Pa jumped aboard, rocking the wherry. He grinned at Fee, and I saw the relief in his eyes. “Well, I reckon there’s a story here.” He ran a hand over Cormorant’s warm planks. “Caro, what have you done to my gods-bedamned paint job?”

That was all he said for a long time. He wandered up the deck, setting his hand on the boom and stroking the mast. I watched him trace a coil of rope and caress the brass portholes.

“Fee, how?” I took her slippery hands, spinning her in a circle. I couldn’t stop laughing. Or was I crying?

“Frogs fall,” she said. “Frogs swim. Webbed feet.”

“How did you escape from the Black Dogs? How’d you get Cormorant back?”

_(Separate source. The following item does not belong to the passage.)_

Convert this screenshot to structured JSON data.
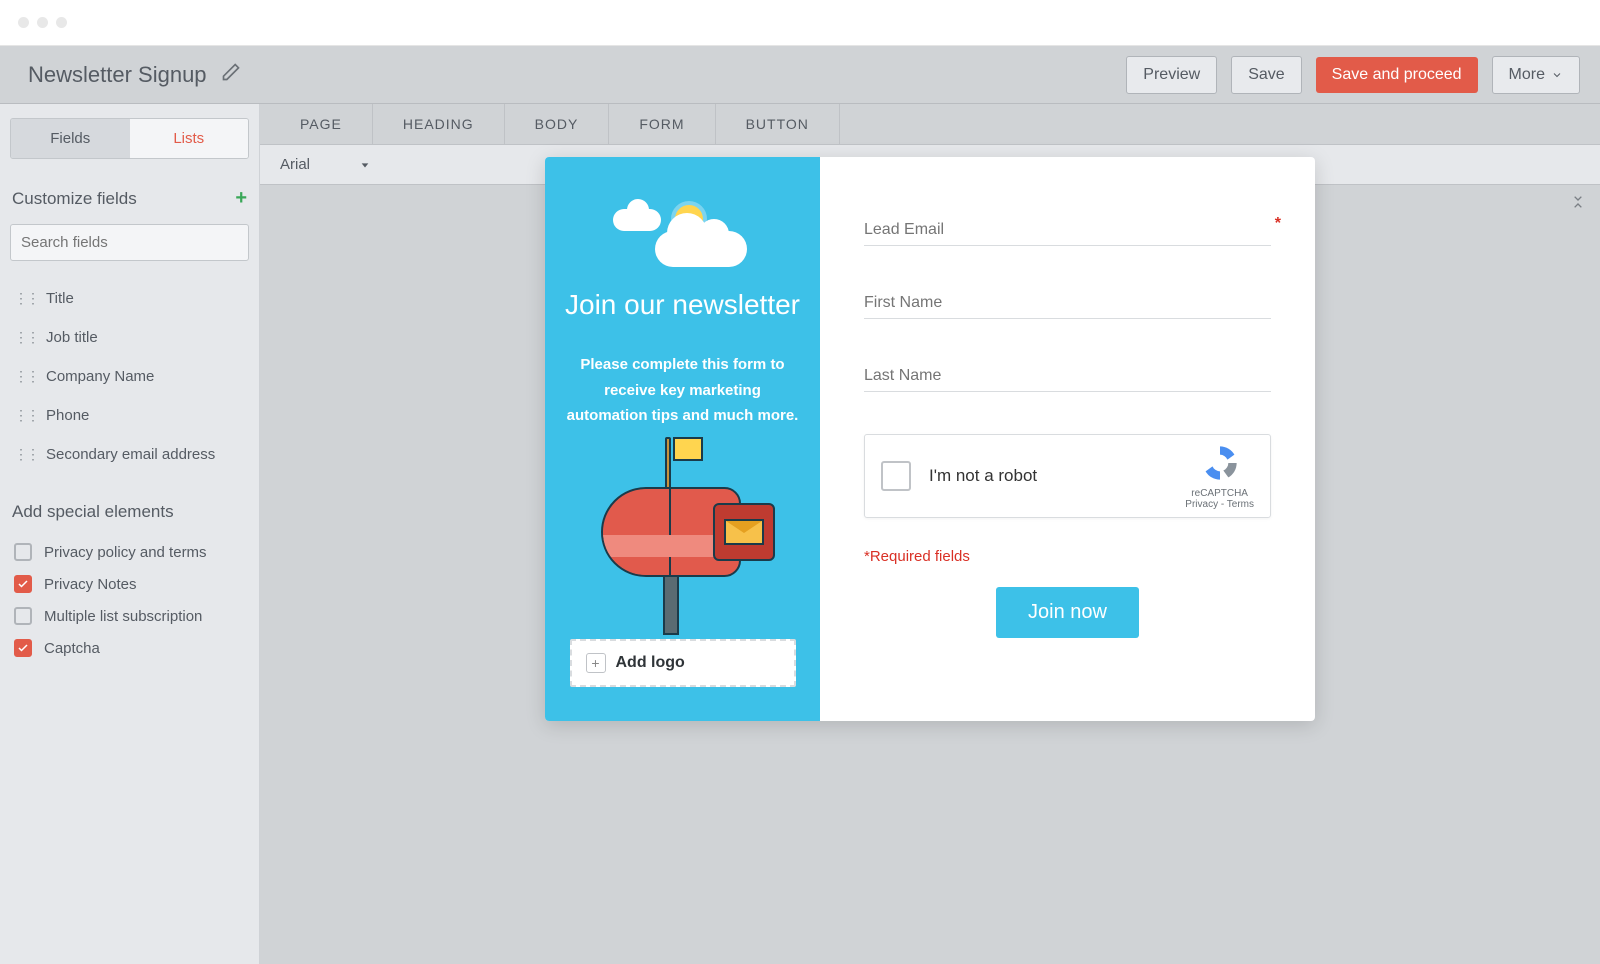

“Dark. Quiet. Water. Docks. Waited. Waited. Waited. Cormorant. Crept. Leaped. Man. Knife. Throat.” It was the most words I’d ever heard out of her at once. “Sailed.”

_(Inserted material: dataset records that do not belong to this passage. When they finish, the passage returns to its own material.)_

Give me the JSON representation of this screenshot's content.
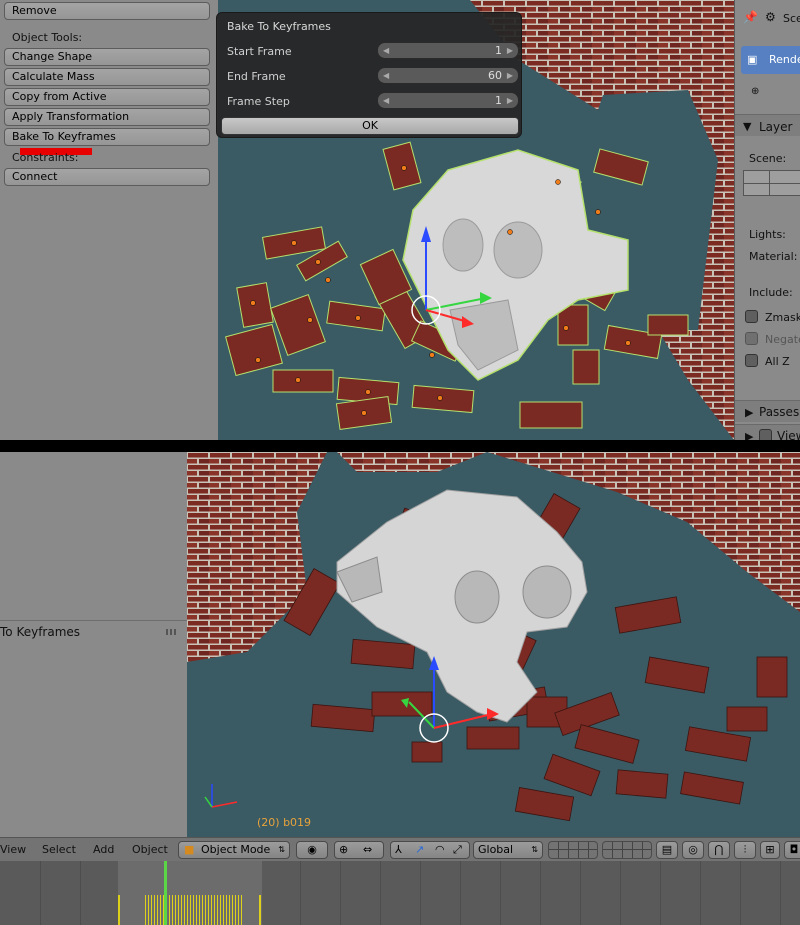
{
  "top": {
    "tool_shelf": {
      "remove_label": "Remove",
      "object_tools_label": "Object Tools:",
      "buttons": [
        "Change Shape",
        "Calculate Mass",
        "Copy from Active",
        "Apply Transformation",
        "Bake To Keyframes"
      ],
      "constraints_label": "Constraints:",
      "connect_label": "Connect"
    },
    "popup": {
      "title": "Bake To Keyframes",
      "fields": [
        {
          "label": "Start Frame",
          "value": "1"
        },
        {
          "label": "End Frame",
          "value": "60"
        },
        {
          "label": "Frame Step",
          "value": "1"
        }
      ],
      "ok_label": "OK"
    },
    "properties": {
      "scene_tab": "Sce",
      "render_layer_item": "Rende",
      "layer_header": "Layer",
      "scene_label": "Scene:",
      "lights_label": "Lights:",
      "material_label": "Material:",
      "include_label": "Include:",
      "zmask_label": "Zmask",
      "negate_label": "Negate",
      "allz_label": "All Z",
      "passes_label": "Passes",
      "views_label": "View"
    }
  },
  "bottom": {
    "last_operator": "To Keyframes",
    "object_info": "(20) b019",
    "header": {
      "menus": [
        "View",
        "Select",
        "Add",
        "Object"
      ],
      "mode": "Object Mode",
      "orientation": "Global"
    }
  },
  "colors": {
    "viewport_bg": "#3a5a64",
    "brick": "#7a2a22",
    "selection_outline": "#b4e06c",
    "annotation_red": "#e80000",
    "object_info_orange": "#e8a33a",
    "timeline_key_yellow": "#dcd01a",
    "current_frame_green": "#5bd646"
  }
}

Fee’s eyes widened. I turned to see Nereus leaning on the boom behind me, hands in his pockets.

“Cousin.” He gave her a theatrical bow.

We sent a runner up to Tychon Hypatos’s house, and eventually Markos and Daria joined us. Markos showed his sister around the deck, regaling her with stories of our narrow escapes in the riverlands. Even Ma came down for a while. We all squeezed around the table and dined on meat pies and fresh fish from the market. Then, one by one, the others left and it was only me, Pa, and Fee. Just like always.

But not quite.

Cormorant’s cabin seemed cramped now in the homey lantern light. I trailed my hands over the shining wood of her cupboards, bunks, and shelves, lingering on the red-and-white-checkered tablecloth.

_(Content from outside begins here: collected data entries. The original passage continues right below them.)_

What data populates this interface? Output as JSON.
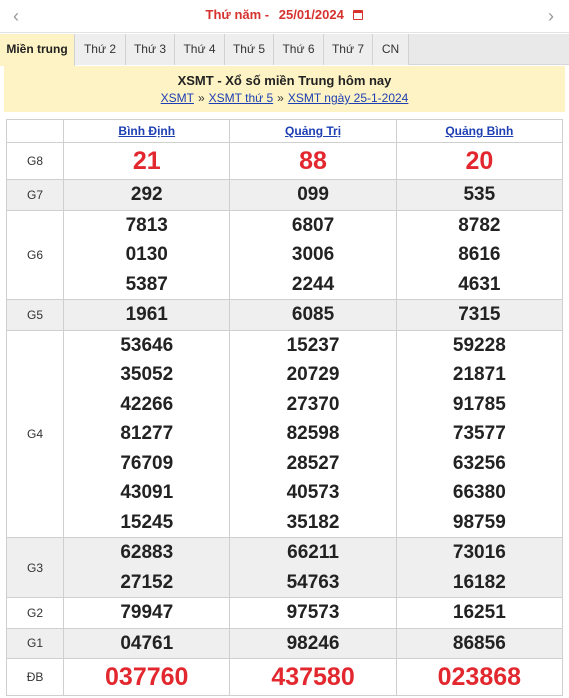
{
  "datebar": {
    "prev_icon": "chevron-left",
    "day_of_week": "Thứ năm -",
    "date": "25/01/2024",
    "calendar_icon": "calendar-icon",
    "next_icon": "chevron-right"
  },
  "tabs": [
    {
      "label": "Miền trung",
      "active": true
    },
    {
      "label": "Thứ 2"
    },
    {
      "label": "Thứ 3"
    },
    {
      "label": "Thứ 4"
    },
    {
      "label": "Thứ 5"
    },
    {
      "label": "Thứ 6"
    },
    {
      "label": "Thứ 7"
    },
    {
      "label": "CN"
    }
  ],
  "title": {
    "heading": "XSMT - Xổ số miền Trung hôm nay",
    "breadcrumb": [
      "XSMT",
      "XSMT thứ 5",
      "XSMT ngày 25-1-2024"
    ],
    "separator": "»"
  },
  "table": {
    "provinces": [
      "Bình Định",
      "Quảng Trị",
      "Quảng Bình"
    ],
    "prizes": [
      {
        "label": "G8",
        "values": [
          [
            "21"
          ],
          [
            "88"
          ],
          [
            "20"
          ]
        ]
      },
      {
        "label": "G7",
        "values": [
          [
            "292"
          ],
          [
            "099"
          ],
          [
            "535"
          ]
        ]
      },
      {
        "label": "G6",
        "values": [
          [
            "7813",
            "0130",
            "5387"
          ],
          [
            "6807",
            "3006",
            "2244"
          ],
          [
            "8782",
            "8616",
            "4631"
          ]
        ]
      },
      {
        "label": "G5",
        "values": [
          [
            "1961"
          ],
          [
            "6085"
          ],
          [
            "7315"
          ]
        ]
      },
      {
        "label": "G4",
        "values": [
          [
            "53646",
            "35052",
            "42266",
            "81277",
            "76709",
            "43091",
            "15245"
          ],
          [
            "15237",
            "20729",
            "27370",
            "82598",
            "28527",
            "40573",
            "35182"
          ],
          [
            "59228",
            "21871",
            "91785",
            "73577",
            "63256",
            "66380",
            "98759"
          ]
        ]
      },
      {
        "label": "G3",
        "values": [
          [
            "62883",
            "27152"
          ],
          [
            "66211",
            "54763"
          ],
          [
            "73016",
            "16182"
          ]
        ]
      },
      {
        "label": "G2",
        "values": [
          [
            "79947"
          ],
          [
            "97573"
          ],
          [
            "16251"
          ]
        ]
      },
      {
        "label": "G1",
        "values": [
          [
            "04761"
          ],
          [
            "98246"
          ],
          [
            "86856"
          ]
        ]
      },
      {
        "label": "ĐB",
        "values": [
          [
            "037760"
          ],
          [
            "437580"
          ],
          [
            "023868"
          ]
        ]
      }
    ]
  }
}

Had I really lived in her? It seemed like something that had happened years ago. An uncomfortable feeling. Swallowing hard against the lump in my throat, I climbed up to my favorite spot on the cabin roof.

“Ayah, so here we are.” The deck creaked as Pa joined me. “They all gone up to Iphis Street. I be reading your ma’s mind. She’s thinking, ‘If I get that young man a crown, then what might he do for the Bollards?’ ” He shrugged. “Don’t care for all that myself. Give me a good heavy load and a steady wind.”

He looked at me. “So then, this is where it ends for us. You and me.”

Tears burned my eyes. “Pa, don’t say that.”

“I’ve wronged you, keeping my silence.” He took a shuddering breath, staring down at his callused hands. “But now I’ve got to say my piece and hope you’ll forgive your old pa.” The sunset breeze stirred the graying hair around his face. “I knew you weren’t meant for the river.”

I dared not breathe.

“It were a long time ago. You must’ve been three or four. I was sailing up the channel when, don’t you know, the weather turned as bad as bad can get. The waves near swamped us. I took a reef, then another. Weren’t no help. I reckon that’s the closest I’ve come to being drowned. And then … she was there. With a voice like the deepest fathoms.” He shivered. “Like a wild thing.”

“Like a hundred knives,” I whispered.

Pa nodded. “Just so. ‘I ain’t one of yours,’ I said. ‘I belong to the one who lies under the river, and you well know it. Though I won’t say no to your help.’